Porn Virus Hits Hard

Gretchen Gallen
UNITED KINGDOM -- The offer of free porn is apt to peak the interest of many email recipients, particularly when a woman named Wendy promises to share details of a secret sexual encounter. But once the attachment is opened, the same old viral song and dance begins and the latest variant of the Mimail-L virus disseminates through the user's email address book.

But this season's Mimail version comes with a new hook, and one aimed specifically at anti-spam organizations. The Mimail-L virus also sends an email to infected users claiming that their credit card has been charged for a CD full of images of child pornography. And that's where the slam against anti-spam groups begins.

The email comes with a bogus web billing address offering users the option of complaining if their card has been wrongly used, although the email address links to any number of eight websites belonging to notable anti-spam organizations, including the Spamhaus Project.

The end result is that these organizations are getting blasted with tons of angry emails and junk data. The virus also turns infected email browsers into junk mail relay machines that continue to blast denial of service messages to anti-spam websites like SpamCop.net and SPEWS.org. Even Disney's Go.com website has gotten snared up in the virus scam.

"This worm wages war on the anti-spam community, disrupting their attempts to keep the net spam-free," Graham Cluley, senior technology consultant for Sophos, said in a statement. "The most likely conclusion is that the writer of this worm is in some way connected with the spamming community."

Security analysts believe that this recent attack against Spamhaus and other anti-spam organizations is a sign that these groups are winning the war against spam, and that spam gangs are merely showing their ire against some of the effective efforts to eradicate spam.

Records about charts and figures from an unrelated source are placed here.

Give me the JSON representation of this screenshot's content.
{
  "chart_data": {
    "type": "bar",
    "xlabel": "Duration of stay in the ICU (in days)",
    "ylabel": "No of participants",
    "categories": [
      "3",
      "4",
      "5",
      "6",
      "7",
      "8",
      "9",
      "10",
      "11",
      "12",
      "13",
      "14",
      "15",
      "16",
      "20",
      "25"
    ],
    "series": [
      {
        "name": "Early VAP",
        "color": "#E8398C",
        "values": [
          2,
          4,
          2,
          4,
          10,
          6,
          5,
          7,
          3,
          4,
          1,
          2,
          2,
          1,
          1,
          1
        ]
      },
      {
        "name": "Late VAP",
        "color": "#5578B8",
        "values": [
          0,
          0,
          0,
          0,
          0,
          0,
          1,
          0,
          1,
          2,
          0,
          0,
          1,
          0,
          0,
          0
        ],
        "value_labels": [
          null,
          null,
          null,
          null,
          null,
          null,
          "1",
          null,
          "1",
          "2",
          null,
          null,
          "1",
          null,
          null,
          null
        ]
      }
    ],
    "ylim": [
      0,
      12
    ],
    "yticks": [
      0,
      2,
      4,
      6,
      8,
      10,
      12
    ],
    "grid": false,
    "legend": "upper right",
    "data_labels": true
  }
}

It is also confirmation that spam gangs are increasingly joining up with hackers to wreak havoc on networks and develop more sophisticated forms of network sabotage and theft.

This is not the first time the Mimail virus has waged a messy attack on email users. According to reports, previous versions have targeted specific websites with junk data attacks, and other versions have been aimed at stealing credit card information.

The Mimail-L attack is being seen as relatively mild compared to some of the other more virulent worms circulated across the Internet.

Spamhaus and other anti-spam groups are cooperating with authorities in their search for the author of the Mimail-L.

Ferris Research came out with a study this week confirming that vendors selling anti-spam products are profiting more than senders of spam. According to Ferris, anti-spam companies made an estimated $130 million in 2003, and by 2004 that number is expected to leap 200 percent to $360 million.

On the other side of the coin, Microsoft Corp. issued a statement today saying that the creators of computer viruses are winning the battle against law enforcement and getting away with crimes that cost the global economy around $13 billion per year.

"So far they are getting away with it," said a Microsoft representative. "They are winning by a considerable margin. Very few have been identified or prosecuted or punished."